After a routine maintenance at approximately 20:40 UTC, we detected an abnormal level of load on one of our DNS clusters. We are currently still investigating the cause of the issue while also making sure to prevent similar problems from reocurring in the future. Approximately 10% of traffic was affected during approximately a 30-minute window as the situation returned to normal. We do run 3 independent anycast networks so we are currently checking why a small portion of the traffic was not handled correctly.
We want to apologize for the inconvenience to anyone affected.
[27th May 2021] Update:
We have determined the cause of the issue. During the maintenance, we have deployed a routing update to the DNS system designed to increase performance and reliability. Due to an issue with a different system, the update failed to deploy correctly, which caused 2 out of 4 nameserver clusters to become unavailable. Operating at highly reduced capacity, we experienced an unexpected load on the other two clusters which started to cause queries to time out.

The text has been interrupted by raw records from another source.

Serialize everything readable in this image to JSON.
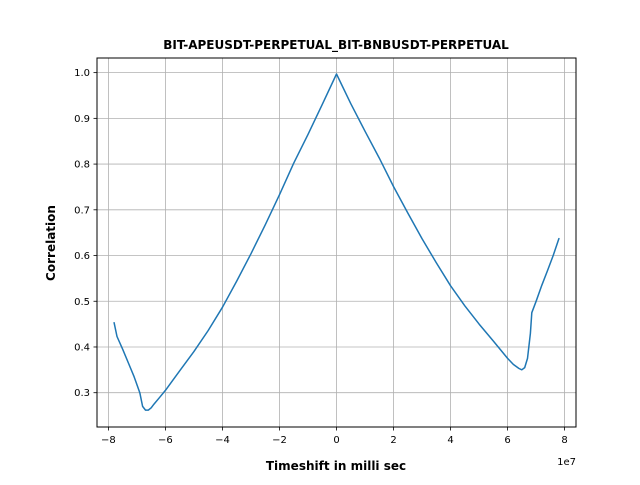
{
  "chart_data": {
    "type": "line",
    "title": "BIT-APEUSDT-PERPETUAL_BIT-BNBUSDT-PERPETUAL",
    "xlabel": "Timeshift in milli sec",
    "ylabel": "Correlation",
    "x_offset_label": "1e7",
    "xlim": [
      -8.4,
      8.4
    ],
    "ylim": [
      0.225,
      1.032
    ],
    "grid": true,
    "x_ticks": [
      -8,
      -6,
      -4,
      -2,
      0,
      2,
      4,
      6,
      8
    ],
    "x_tick_labels": [
      "−8",
      "−6",
      "−4",
      "−2",
      "0",
      "2",
      "4",
      "6",
      "8"
    ],
    "y_ticks": [
      0.3,
      0.4,
      0.5,
      0.6,
      0.7,
      0.8,
      0.9,
      1.0
    ],
    "y_tick_labels": [
      "0.3",
      "0.4",
      "0.5",
      "0.6",
      "0.7",
      "0.8",
      "0.9",
      "1.0"
    ],
    "series": [
      {
        "name": "correlation",
        "color": "#1f77b4",
        "x": [
          -7.8,
          -7.7,
          -7.5,
          -7.3,
          -7.1,
          -6.9,
          -6.8,
          -6.7,
          -6.6,
          -6.5,
          -6.4,
          -6.2,
          -6.0,
          -5.5,
          -5.0,
          -4.5,
          -4.0,
          -3.5,
          -3.0,
          -2.5,
          -2.0,
          -1.5,
          -1.0,
          -0.5,
          0.0,
          0.5,
          1.0,
          1.5,
          2.0,
          2.5,
          3.0,
          3.5,
          4.0,
          4.5,
          5.0,
          5.5,
          6.0,
          6.2,
          6.4,
          6.5,
          6.6,
          6.7,
          6.8,
          6.85,
          7.0,
          7.2,
          7.4,
          7.6,
          7.8
        ],
        "y": [
          0.453,
          0.423,
          0.395,
          0.365,
          0.335,
          0.3,
          0.27,
          0.262,
          0.262,
          0.267,
          0.275,
          0.29,
          0.305,
          0.348,
          0.39,
          0.436,
          0.487,
          0.544,
          0.604,
          0.667,
          0.733,
          0.802,
          0.865,
          0.93,
          0.997,
          0.932,
          0.872,
          0.813,
          0.751,
          0.693,
          0.637,
          0.584,
          0.534,
          0.49,
          0.45,
          0.413,
          0.375,
          0.362,
          0.353,
          0.35,
          0.355,
          0.375,
          0.43,
          0.475,
          0.5,
          0.535,
          0.567,
          0.6,
          0.637
        ]
      }
    ]
  }
}
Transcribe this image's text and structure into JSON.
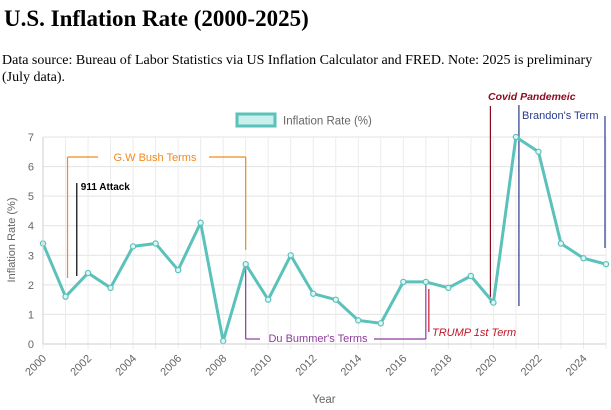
{
  "page": {
    "title": "U.S. Inflation Rate (2000-2025)",
    "source_note": "Data source: Bureau of Labor Statistics via US Inflation Calculator and FRED. Note: 2025 is preliminary (July data)."
  },
  "chart_data": {
    "type": "line",
    "title": "U.S. Inflation Rate (2000-2025)",
    "xlabel": "Year",
    "ylabel": "Inflation Rate (%)",
    "xlim": [
      2000,
      2025
    ],
    "ylim": [
      0,
      7
    ],
    "grid": true,
    "legend_position": "top-center",
    "x": [
      2000,
      2001,
      2002,
      2003,
      2004,
      2005,
      2006,
      2007,
      2008,
      2009,
      2010,
      2011,
      2012,
      2013,
      2014,
      2015,
      2016,
      2017,
      2018,
      2019,
      2020,
      2021,
      2022,
      2023,
      2024,
      2025
    ],
    "x_tick_labels": [
      "2000",
      "2002",
      "2004",
      "2006",
      "2008",
      "2010",
      "2012",
      "2014",
      "2016",
      "2018",
      "2020",
      "2022",
      "2024"
    ],
    "y_tick_labels": [
      "0",
      "1",
      "2",
      "3",
      "4",
      "5",
      "6",
      "7"
    ],
    "series": [
      {
        "name": "Inflation Rate (%)",
        "color": "#5bc2bb",
        "values": [
          3.4,
          1.6,
          2.4,
          1.9,
          3.3,
          3.4,
          2.5,
          4.1,
          0.1,
          2.7,
          1.5,
          3.0,
          1.7,
          1.5,
          0.8,
          0.7,
          2.1,
          2.1,
          1.9,
          2.3,
          1.4,
          7.0,
          6.5,
          3.4,
          2.9,
          2.7
        ]
      }
    ],
    "annotations": [
      {
        "id": "bush",
        "label": "G.W Bush Terms",
        "start": 2001,
        "end": 2009,
        "color": "#f28a1e"
      },
      {
        "id": "attack",
        "label": "911 Attack",
        "year": 2001.5,
        "color": "#000000"
      },
      {
        "id": "bummer",
        "label": "Du Bummer's Terms",
        "start": 2009,
        "end": 2017,
        "color": "#8e3b9c"
      },
      {
        "id": "trump",
        "label": "TRUMP 1st Term",
        "start": 2017,
        "end": 2021,
        "color": "#c0192b"
      },
      {
        "id": "covid",
        "label": "Covid Pandemeic",
        "year": 2020,
        "color": "#8b0a1e"
      },
      {
        "id": "brandon",
        "label": "Brandon's Term",
        "start": 2021,
        "end": 2025,
        "color": "#2b3a8c"
      }
    ]
  }
}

The timed out queries resulted in resolvers sending even more queries, which gradually overloaded one of the nameserver clusters.
We have taken multiple steps in quality control and monitoring to make sure this does not happen again. We have installed additional capacity to all clusters to make sure every single one is able to handle the full load.
Unfortunately, this was a human error, but we are working with the team to make sure this does not happen again in the future.